I went indoors, steeled myself outside her room, knocked and walked in. The sweet smell hit me. Zan and Miranda were sitting cross-legged in the middle of the floor, and Bjorn was lying back against the bed, holding a long joint, while Dollar Brand played his heart out on the piano.

Zan looked up at me guiltily. I paused, grasping for the right words that would be firm but not too dictatorial.

Then Bjorn spoke. “Hey, Martha,” he said quietly, and held the joint up to me. I looked at him as though he was crazy. He smiled a small smile, shrugged but didn’t retract the joint. There was something amazingly calm, almost wise about him.

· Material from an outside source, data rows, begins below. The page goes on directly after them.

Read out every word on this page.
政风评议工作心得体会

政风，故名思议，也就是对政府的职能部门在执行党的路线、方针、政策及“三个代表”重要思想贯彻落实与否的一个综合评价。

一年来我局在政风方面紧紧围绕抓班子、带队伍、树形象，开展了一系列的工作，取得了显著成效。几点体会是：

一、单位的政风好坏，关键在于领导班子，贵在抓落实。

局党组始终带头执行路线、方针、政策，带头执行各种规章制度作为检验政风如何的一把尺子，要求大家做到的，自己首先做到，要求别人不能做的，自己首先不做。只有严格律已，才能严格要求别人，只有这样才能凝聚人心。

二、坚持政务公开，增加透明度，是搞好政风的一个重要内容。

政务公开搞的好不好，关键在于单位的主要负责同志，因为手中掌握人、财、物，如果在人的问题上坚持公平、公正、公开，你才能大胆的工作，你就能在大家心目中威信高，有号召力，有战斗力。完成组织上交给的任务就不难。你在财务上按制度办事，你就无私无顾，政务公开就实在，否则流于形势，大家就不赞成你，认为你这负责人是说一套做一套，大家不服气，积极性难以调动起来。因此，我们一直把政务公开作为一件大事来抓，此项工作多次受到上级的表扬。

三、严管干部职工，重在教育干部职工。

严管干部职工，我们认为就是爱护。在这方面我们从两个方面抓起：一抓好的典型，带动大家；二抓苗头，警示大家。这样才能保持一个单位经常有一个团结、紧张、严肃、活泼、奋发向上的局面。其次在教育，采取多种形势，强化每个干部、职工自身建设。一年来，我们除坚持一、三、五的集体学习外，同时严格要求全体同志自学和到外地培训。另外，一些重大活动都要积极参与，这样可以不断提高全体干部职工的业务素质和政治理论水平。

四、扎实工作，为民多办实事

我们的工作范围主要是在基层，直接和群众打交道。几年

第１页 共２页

What the fuck, I thought. Screw Neels. I took the joint.

It’s the first time I’ve smoked marijuana in over twenty years, and probably the last, but it was good to do just once more. I did tell Zan later that I didn’t expect to see dagga in my house again. She apologized with a smile.

I tell you what, though. If my sixteen-year-old son so much as tries to smoke a cigarette here he’s in big trouble. And he and his girlfriend are having separate rooms. I’m 100 percent certain about that.

August 2

Oh, God, Neels was right all along. This is a horrible, evil country and I wish I had never set foot in it. I have been stupid when I should have been careful. I hate this place.